While the Boston area has a handful of restaurants that offer diners Portuguese cuisine, you really have to look southward to find an abundance of options for this type of food, namely New Bedford, Fall River, Providence, RI, and a few smaller communities in Rhode Island and the southern part of Massachusetts. And in this general area, there are a variety of options as to food, price, and atmosphere ranging from cheap takeout joints to higher-end eating establishments. The latter includes a wonderful place in the Flint Village section of Fall River called Estoril, but the higher-end part only applies to the atmosphere and the food, as the prices are almost ridiculously low. Sound good? Well, we think so, too, and feel that this Estoril is indeed a hidden gem of immense proportions.
Estoril, which takes its name from a seaside resort community near Lisbon, stands out quite a bit, as its bright, European-style facade contrasts to the other buildings on the somewhat gritty Pleasant Street in the east end of the city. And while the exterior of Estoril is quite attractive, it is the interior which really stands out; the dining room is absolutely stunning, with sconces along the deep-red walls and a beautiful chandelier in the middle of the room giving the place a classy, elegant feel not unlike that of a luxurious townhouse in Boston's Beacon Hill. And the staff only adds to this feel with their sheer professionalism. The prices simply do not jibe with the atmosphere of the place, however, as prices for entrees rarely top $20, and in fact, many items can be had for little more than $10.

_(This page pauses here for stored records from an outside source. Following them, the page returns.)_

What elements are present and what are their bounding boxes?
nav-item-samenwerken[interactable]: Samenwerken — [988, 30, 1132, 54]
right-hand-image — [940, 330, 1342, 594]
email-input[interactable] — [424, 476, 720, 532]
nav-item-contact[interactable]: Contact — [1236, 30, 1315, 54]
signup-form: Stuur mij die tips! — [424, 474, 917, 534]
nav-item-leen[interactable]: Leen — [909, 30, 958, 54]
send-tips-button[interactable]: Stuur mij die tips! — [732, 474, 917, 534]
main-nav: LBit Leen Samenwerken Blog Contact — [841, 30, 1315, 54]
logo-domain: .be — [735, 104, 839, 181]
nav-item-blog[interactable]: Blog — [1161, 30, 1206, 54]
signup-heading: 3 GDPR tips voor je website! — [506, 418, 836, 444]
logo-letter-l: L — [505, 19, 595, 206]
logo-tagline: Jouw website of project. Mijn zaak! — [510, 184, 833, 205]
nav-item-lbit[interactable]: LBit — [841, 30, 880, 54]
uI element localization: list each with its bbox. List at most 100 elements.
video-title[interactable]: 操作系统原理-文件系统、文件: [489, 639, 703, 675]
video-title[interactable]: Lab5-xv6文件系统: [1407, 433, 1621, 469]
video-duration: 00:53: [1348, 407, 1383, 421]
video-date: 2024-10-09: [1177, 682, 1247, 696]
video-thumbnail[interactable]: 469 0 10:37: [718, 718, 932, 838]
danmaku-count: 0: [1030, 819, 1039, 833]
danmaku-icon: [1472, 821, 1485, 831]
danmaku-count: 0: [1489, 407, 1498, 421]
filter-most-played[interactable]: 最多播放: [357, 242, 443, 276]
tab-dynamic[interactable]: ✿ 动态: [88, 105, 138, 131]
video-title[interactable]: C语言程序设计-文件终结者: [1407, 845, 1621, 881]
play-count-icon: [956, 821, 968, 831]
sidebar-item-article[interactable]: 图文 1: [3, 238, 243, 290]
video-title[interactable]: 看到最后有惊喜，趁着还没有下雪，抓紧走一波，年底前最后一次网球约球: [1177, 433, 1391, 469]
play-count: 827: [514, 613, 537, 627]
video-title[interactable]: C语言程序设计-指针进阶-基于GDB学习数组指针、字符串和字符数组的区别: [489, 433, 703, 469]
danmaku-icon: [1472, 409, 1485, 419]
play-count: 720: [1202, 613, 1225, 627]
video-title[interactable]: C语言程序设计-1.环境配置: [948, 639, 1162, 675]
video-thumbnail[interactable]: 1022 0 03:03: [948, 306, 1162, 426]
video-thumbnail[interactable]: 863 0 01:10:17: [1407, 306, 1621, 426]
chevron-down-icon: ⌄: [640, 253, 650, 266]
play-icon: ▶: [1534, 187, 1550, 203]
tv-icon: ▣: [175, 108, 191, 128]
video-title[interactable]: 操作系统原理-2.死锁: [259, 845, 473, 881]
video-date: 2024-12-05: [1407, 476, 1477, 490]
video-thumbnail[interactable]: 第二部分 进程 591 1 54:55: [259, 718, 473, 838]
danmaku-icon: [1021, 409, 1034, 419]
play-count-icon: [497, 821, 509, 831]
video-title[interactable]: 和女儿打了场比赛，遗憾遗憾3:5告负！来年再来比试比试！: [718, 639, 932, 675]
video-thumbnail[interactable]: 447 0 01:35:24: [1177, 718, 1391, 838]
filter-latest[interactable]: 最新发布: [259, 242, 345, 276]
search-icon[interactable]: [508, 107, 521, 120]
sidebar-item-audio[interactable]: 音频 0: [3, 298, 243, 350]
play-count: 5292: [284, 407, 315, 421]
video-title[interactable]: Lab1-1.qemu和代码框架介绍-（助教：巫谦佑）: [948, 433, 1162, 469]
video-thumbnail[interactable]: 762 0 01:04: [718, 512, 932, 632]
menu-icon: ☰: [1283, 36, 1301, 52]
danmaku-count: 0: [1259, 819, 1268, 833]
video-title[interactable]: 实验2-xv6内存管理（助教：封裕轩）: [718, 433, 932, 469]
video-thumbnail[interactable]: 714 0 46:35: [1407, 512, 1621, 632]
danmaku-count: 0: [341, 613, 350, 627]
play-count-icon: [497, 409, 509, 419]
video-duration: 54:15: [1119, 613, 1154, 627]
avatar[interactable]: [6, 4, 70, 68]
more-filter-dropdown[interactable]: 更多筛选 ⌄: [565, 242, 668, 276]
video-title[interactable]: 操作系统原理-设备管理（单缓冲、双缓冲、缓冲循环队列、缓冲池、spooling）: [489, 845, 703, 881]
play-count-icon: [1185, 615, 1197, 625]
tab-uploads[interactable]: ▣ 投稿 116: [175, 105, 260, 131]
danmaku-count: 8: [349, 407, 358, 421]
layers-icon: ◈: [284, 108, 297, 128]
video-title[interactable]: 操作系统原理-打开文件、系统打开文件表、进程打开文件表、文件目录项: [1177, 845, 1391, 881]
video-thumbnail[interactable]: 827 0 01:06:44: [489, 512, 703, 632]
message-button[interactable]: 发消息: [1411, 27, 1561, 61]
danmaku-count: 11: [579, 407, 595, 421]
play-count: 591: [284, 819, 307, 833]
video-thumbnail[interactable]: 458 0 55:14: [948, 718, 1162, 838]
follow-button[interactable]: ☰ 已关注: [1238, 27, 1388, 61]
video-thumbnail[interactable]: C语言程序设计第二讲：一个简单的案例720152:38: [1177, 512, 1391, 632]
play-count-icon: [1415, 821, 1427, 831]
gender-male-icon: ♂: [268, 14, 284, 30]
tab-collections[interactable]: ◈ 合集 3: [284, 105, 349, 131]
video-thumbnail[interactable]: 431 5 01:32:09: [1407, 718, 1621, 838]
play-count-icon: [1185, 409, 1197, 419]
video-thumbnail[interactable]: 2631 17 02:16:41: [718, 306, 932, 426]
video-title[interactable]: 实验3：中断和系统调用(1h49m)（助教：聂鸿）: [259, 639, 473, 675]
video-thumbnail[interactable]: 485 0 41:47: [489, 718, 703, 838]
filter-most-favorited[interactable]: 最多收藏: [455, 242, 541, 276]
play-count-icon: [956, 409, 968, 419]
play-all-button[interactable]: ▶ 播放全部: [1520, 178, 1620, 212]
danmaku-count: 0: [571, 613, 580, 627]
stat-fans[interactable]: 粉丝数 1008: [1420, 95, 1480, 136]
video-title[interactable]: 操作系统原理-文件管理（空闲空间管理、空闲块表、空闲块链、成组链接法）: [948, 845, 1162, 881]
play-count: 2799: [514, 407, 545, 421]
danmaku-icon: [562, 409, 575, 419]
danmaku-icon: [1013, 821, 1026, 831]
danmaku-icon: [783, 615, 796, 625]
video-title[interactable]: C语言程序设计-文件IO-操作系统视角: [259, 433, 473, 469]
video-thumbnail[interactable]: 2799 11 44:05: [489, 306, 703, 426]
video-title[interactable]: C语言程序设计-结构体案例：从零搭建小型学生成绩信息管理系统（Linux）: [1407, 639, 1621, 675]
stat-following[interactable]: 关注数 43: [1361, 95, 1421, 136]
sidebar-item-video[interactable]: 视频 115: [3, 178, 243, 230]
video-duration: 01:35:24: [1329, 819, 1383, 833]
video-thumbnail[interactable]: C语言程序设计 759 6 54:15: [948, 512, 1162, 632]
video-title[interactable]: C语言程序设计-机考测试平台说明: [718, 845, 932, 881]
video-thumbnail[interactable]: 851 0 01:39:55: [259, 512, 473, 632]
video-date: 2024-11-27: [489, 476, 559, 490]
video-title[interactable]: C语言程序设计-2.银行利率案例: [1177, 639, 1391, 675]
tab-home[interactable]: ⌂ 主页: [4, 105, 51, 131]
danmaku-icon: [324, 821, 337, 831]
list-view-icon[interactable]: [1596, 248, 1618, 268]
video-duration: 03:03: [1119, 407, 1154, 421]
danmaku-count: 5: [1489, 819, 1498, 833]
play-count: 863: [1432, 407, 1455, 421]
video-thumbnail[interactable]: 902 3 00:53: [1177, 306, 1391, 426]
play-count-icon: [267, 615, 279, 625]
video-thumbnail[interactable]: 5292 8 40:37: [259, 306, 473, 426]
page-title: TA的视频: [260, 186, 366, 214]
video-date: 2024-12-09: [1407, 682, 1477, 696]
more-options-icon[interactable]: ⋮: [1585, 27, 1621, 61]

None of this would mean much if the food weren't good at Estoril, but that is certainly not a problem here. The Portuguese soup, for instance, is a mouthwatering mix of beans, beef, chourico, and vegetables mixed in a tomato broth that has just a hint of oil to it. Entrees are equally impressive, with the chicken Estoril including an unusually thick cut of white meat chicken mixed with tomatoes and mushrooms, all in a mild wine cream sauce. This dish (as do many) comes with Portuguese fries, which are a little like handcut potato chips, but a bit thicker, and are very tasty, albeit just a little on the greasy side. Another item on the menu at Estoril is the Madeiran steak, which is about as fine a cut of meat as you will find for this price; no gristle or waste is on it, and the hearty, rich wine sauce really rounds out the flavor of the meat quite nicely. Other dishes on the menu at Estoril include chourico, fried calamari, and littleneck clams for appetizers, and fisherman's pie, paelha, marinated pork, and shish kabob for entrees. Desserts include tiramisu, passion fruit pudding, and flan.
Estoril is quite a place; the food is tremendous, the atmosphere is memorable, and the prices are jaw-droppingly low. Sure, it is a bit of a hike from Boston, but it is basically a straight shot down Route 24, and for some who live on the South Shore, it may be easier to get to than some of the Portuguese restaurants around the immediate Boston area. But even if you think that Estoril is too far from where you live to try out, give it at least some consideration. We're glad that we did, as we feel that Estoril, to put it simply, is one of the best restaurants that we have ever featured on this site.